Here are four readings, almost no time between measurements in each ear, in order:

Right ear: 101.9, 100.6

Left ear: 103.4, 102.5

I endeavored to use it the same way each time (could be user error, of course, but at least it’s repeated user error).

Could also just be a low quality thermometer. Thanks, everyone, for the explanations!

Couldn’t each ear be at a different temperature? Not necessarily a mysterious thermometer problem. In any case, your uncertainty does not at all appear to be dominated by the thermometer precision.

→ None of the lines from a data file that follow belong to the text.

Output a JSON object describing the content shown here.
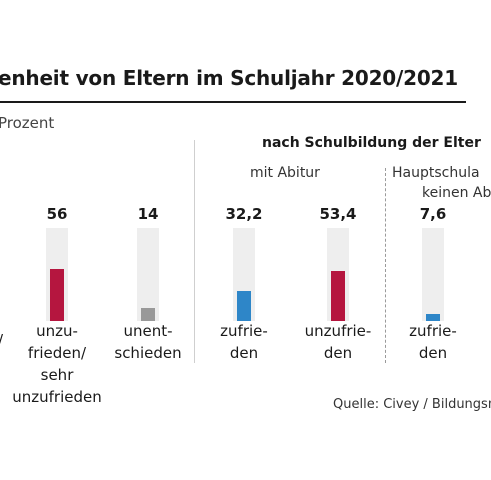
{
  "title": "enheit von Eltern im Schuljahr 2020/2021",
  "unit": "Prozent",
  "group_header": "nach Schulbildung der Elter",
  "subgroups": {
    "abitur": "mit Abitur",
    "haupt_line1": "Hauptschula",
    "haupt_line2": "keinen Ab"
  },
  "left_edge_glyph": "/",
  "source": "Quelle: Civey / Bildungsm",
  "chart_data": {
    "type": "bar",
    "ylim": [
      0,
      100
    ],
    "grid": false,
    "bars": [
      {
        "category": "unzu-\nfrieden/\nsehr\nunzufrieden",
        "value": 56,
        "label": "56",
        "color": "#b5163f",
        "center": 57
      },
      {
        "category": "unent-\nschieden",
        "value": 14,
        "label": "14",
        "color": "#999999",
        "center": 148
      },
      {
        "category": "zufrie-\nden",
        "value": 32.2,
        "label": "32,2",
        "color": "#2e86c8",
        "center": 244
      },
      {
        "category": "unzufrie-\nden",
        "value": 53.4,
        "label": "53,4",
        "color": "#b5163f",
        "center": 338
      },
      {
        "category": "zufrie-\nden",
        "value": 7.6,
        "label": "7,6",
        "color": "#2e86c8",
        "center": 433
      }
    ]
  }
}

You could say (simply averaging the four readings) that you got a value of 102.1 ± 0.6.

Which still doesn’t give the average normal temperature for any one of those 25,000. Some people run cooler than average, some people run warmer than average.

Each ear was off by a degree from reading to reading.

Just did it again:

Left ear: 101.9, 100.0
Right ear: 98.0, 100.8, 101.1 (I did three here, because the first one seems obviously wrong and was probably user error)

I took readings as quickly as I could record them – left, left, right, right, right.

For starters, I would try using a different thermometer and/or a different point, like under the tongue. I don’t see why a thermometer should be that crappy.

My daughter just bought me a new under-the-tongue one. For my next trick, I’ll look up how long I have to wait after eating or drinking.

ETA: 30 minutes.

NB there are also gallium-alloy medical thermometers (doubt anyone is going to sell you mercury)

CVS doesn’t sell any non-digital thermometers at all.

Anyway, three readings with the new one (orally!): 101.3, 101.5, 101.4

So, that’s a lot more consistent. Tried the ear one again, still all over the map.

Mercury is readily available. It has a number of uses such as gold mining and to create compounds. It is pretty expensive, over $200 a lb. in small quantities. That surprises me because there should be a lot of unused and reclaimed mercury available.

I did not mean that 1 lb of mercury for mad science experiments is not available; I meant that for a pharmacy to sell a mercury thermometer is today illegal in, e.g., the entire EU.

Not that there is some intrinsic unsurmountable problem with digital thermometers, but I have seen at least one glass thermometer with a reference mark on the glass where someone actually calibrated it :slight_smile:

One or two tenths of a degree being the order of precision we should expect.

I have also come across this definition (often using an archery target as an analogy) in many texts, but it differs from how I was taught to understand the concept of precision during my time as a specialist in efficiency and emissions measurement, and from how it is generally used by engineers in my experience.

Regardless of terminology, it is useful to distinguish the following attributes of a measured value: how close the measurement is to a theoretical “true” value, how similar the result will be if the same measurement is taken again, and to what number of significant figures the result is stated.

Metrology texts use the term “precision” to refer to the second of these three, where I understand it to mean the third.

I would describe the OP’s thermometer as “false precision”. Which is also often seen from students with fancy calculators. Yes, your calculator will give you twelve decimal places, but that doesn’t mean that your answer is actually that precise.

If significant digits are used correctly, then the number of digits is a measure of precision. But they often aren’t.